Joelmir Beting
Caixa-preta na bomba
Rodava eu, certo dia, pelas montanhas nevadas de Yellowstone, no Wyoming, quando deparei na última curva da estrada com um magnífico portal de madeira entalhada, transmitindo em alto relevo a seguinte mensagem de saudação aos forasteiros:
- Bem-vindos a Billings
- Fundação: 1877
- Altitude: 2.814
- População: 17.320
- TOTAL 22.011
Claro, desci do carro, saquei meia dúzia de fotos e só me dei conta da pegadinha quando verifiquei, no hotel, que o portal rendia milhares de cartões-postais por ano para um asilo da cidade. Deve estar ainda por aí, em algum portal virtual da Internet.
Essa história me vem à memória pela semelhança econométrica com nossa estimada conta-petróleo. A carpintaria contábil dessa invenção palaciana é digna da prepotência trapalhona da economia de comando no momento em que se faz passeata contra a economia de mercado.
Nem mesmo um rali mundial de auditorias chipadas conseguirá decodificar a caixa-preta das contas (e dos custos) da Petrobrás e das margens e das moedas envolvidas na operação cruzada dos dados da gigante estatal com os cofres do Tesouro Nacional. Muito menos dos arranjos e dos incestos fiscais amontoados e amoitados em todos os preços finais.
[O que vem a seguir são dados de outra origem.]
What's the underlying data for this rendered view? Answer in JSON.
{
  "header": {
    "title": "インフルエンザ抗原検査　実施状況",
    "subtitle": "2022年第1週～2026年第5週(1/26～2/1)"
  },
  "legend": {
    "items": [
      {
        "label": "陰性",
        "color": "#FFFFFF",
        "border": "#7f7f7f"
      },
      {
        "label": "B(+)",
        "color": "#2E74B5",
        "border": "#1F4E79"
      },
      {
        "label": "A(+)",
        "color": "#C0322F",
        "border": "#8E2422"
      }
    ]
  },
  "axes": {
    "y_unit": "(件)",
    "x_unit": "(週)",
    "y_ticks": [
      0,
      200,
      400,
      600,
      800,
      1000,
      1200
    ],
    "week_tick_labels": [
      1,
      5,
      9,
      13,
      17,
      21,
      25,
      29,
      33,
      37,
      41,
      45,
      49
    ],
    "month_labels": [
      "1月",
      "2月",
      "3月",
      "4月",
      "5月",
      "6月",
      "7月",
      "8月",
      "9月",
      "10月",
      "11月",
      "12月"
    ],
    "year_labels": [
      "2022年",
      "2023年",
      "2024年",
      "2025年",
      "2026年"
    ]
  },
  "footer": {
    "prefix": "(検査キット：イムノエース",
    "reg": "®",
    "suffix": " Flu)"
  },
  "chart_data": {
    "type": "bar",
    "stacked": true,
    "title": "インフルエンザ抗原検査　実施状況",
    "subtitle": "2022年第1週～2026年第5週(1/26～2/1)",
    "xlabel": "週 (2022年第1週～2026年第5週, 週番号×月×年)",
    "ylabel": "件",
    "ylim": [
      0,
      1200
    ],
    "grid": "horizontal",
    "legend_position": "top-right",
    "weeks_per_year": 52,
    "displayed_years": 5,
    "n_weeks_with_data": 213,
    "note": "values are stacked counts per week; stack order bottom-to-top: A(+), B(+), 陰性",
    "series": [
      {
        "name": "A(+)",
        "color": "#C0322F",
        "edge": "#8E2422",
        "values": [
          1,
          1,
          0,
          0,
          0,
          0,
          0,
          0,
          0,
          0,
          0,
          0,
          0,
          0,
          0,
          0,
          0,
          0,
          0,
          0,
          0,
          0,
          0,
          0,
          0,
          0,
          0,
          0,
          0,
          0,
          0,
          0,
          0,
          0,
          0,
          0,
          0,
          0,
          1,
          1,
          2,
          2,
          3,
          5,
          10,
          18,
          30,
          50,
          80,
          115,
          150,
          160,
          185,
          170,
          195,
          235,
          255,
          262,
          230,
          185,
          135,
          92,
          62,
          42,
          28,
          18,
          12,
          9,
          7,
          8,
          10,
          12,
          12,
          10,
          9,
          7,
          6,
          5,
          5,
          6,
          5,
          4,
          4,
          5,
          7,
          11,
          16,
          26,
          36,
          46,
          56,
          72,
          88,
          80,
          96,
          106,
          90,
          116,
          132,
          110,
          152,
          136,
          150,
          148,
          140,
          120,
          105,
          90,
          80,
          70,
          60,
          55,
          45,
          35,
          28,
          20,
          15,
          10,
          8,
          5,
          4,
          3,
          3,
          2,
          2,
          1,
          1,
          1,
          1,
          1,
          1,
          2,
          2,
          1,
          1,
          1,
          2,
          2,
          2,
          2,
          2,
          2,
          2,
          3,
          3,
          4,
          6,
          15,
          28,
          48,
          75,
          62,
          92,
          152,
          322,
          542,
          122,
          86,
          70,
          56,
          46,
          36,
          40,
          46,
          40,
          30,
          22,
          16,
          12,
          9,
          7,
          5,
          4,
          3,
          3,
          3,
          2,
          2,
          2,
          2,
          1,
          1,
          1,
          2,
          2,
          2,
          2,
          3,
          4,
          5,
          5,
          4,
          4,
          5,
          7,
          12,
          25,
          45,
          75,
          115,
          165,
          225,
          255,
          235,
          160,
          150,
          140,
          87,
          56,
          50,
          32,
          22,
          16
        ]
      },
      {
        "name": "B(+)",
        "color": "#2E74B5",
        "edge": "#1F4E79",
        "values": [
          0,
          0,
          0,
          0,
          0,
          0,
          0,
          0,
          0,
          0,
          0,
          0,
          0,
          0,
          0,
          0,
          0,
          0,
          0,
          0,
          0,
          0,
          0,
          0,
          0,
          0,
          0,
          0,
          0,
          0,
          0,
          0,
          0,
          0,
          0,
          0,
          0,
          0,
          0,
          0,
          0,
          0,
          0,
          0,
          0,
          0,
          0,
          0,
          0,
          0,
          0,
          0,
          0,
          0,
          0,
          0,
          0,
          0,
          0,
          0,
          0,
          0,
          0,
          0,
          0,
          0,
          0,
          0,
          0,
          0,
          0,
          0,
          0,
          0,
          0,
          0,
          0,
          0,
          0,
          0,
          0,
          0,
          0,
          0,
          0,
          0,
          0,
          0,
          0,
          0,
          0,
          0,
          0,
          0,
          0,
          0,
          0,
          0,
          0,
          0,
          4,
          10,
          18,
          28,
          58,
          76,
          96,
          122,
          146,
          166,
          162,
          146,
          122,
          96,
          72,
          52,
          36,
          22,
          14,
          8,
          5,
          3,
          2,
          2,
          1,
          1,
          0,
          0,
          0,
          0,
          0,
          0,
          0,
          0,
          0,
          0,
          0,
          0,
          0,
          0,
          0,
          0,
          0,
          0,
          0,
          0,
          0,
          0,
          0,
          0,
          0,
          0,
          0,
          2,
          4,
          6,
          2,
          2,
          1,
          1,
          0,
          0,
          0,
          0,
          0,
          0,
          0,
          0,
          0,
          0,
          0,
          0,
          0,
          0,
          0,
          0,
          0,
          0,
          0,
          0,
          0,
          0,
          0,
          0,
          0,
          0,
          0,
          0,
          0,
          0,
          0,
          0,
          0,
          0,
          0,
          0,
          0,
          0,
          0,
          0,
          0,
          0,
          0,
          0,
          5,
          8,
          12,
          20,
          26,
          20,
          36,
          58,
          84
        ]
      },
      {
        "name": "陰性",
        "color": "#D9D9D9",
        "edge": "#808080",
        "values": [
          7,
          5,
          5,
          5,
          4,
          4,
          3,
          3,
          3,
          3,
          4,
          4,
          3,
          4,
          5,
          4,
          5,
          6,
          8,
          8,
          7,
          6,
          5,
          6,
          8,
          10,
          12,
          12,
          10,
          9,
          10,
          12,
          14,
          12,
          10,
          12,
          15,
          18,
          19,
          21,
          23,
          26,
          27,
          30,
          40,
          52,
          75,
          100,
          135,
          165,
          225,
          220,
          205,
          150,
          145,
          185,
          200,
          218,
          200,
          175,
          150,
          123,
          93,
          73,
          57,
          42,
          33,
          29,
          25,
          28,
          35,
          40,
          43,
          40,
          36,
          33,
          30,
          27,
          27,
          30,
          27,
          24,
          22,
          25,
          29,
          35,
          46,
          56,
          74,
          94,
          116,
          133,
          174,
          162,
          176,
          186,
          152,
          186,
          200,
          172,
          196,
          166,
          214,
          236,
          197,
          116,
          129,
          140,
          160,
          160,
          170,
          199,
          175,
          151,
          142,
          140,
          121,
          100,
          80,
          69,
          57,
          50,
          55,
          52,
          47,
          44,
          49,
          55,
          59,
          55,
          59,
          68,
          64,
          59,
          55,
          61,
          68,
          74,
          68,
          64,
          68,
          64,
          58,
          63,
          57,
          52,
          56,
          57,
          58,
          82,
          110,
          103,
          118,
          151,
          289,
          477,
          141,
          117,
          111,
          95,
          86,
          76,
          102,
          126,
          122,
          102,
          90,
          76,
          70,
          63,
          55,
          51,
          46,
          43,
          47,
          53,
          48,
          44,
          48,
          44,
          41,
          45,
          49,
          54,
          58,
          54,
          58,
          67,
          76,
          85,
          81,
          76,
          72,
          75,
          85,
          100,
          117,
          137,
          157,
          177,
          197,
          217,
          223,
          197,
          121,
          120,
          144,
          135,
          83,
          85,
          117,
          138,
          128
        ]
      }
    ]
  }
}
Esse estrepitoso desperdício de tempo, talento e trabalho só vem à tona quando do reajuste dos combustíveis ainda (re)indexados e administrados pela estatocracia planaltina. A mexida geral de quarta-feira extrapolou os limites da aritmética frívola, diria Mário Henrique Simonsen. Uma chacoalhada geral nos negócios e nos bolsos privados para tão-somente justificar um corretivo fiscal meramente residual: transformar, no ano, no ventre da tal de conta- petróleo, um déficit de R$ 560 milhões, até junho, em superávit de R$ 810 milhões, até dezembro.
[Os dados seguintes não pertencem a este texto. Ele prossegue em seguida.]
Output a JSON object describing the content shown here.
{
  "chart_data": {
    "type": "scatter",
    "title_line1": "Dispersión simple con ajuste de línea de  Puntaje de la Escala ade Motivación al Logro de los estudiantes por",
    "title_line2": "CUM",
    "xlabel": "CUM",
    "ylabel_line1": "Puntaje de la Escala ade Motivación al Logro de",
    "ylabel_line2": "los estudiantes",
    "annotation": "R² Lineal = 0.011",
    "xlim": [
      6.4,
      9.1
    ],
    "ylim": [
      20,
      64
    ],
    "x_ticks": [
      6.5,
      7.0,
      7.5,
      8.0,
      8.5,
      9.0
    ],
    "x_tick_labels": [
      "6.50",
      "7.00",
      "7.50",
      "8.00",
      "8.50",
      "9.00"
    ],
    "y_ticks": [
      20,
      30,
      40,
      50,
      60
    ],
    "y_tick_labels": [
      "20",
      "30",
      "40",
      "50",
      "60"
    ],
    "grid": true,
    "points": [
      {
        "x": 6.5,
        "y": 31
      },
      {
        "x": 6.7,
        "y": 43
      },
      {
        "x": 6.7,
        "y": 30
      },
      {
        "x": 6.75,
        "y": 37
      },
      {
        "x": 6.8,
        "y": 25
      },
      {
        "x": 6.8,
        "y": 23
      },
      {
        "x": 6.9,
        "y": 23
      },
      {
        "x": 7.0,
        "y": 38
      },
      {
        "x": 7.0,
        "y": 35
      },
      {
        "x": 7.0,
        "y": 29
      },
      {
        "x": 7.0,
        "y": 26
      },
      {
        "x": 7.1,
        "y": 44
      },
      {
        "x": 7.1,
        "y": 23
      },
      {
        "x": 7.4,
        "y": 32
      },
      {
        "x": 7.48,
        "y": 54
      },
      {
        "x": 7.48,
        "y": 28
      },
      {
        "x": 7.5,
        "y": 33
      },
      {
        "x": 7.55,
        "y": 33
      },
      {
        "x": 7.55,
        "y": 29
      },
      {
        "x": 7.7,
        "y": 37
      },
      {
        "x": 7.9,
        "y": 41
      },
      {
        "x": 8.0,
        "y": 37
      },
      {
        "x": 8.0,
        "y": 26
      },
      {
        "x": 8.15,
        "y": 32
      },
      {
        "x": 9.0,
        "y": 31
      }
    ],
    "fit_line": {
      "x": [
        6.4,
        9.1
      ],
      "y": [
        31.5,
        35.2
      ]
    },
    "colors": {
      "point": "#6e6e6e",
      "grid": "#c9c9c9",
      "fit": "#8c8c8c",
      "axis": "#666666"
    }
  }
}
O governo diz que aumentou os combustíveis para reduzir os subsídios. O mercado prefere entender que o governo reduziu os subsídios para aumentar ainda mais os combustíveis ganhando duplamente na base dos custos e na ponta dos preços. Sem que se consiga peneirar, contabilmente, o arrazoado de reajustes nos portões das refinarias da ordem de 15% para a gasolina e o diesel, de 18% para o gás de fogão e de 34,5% para o queronese de avião.
Única certeza: a nova alquimia petrolífera da União, dona do monopólio estatal, vai aumentar de um terço a inflação mensal de julho e agosto.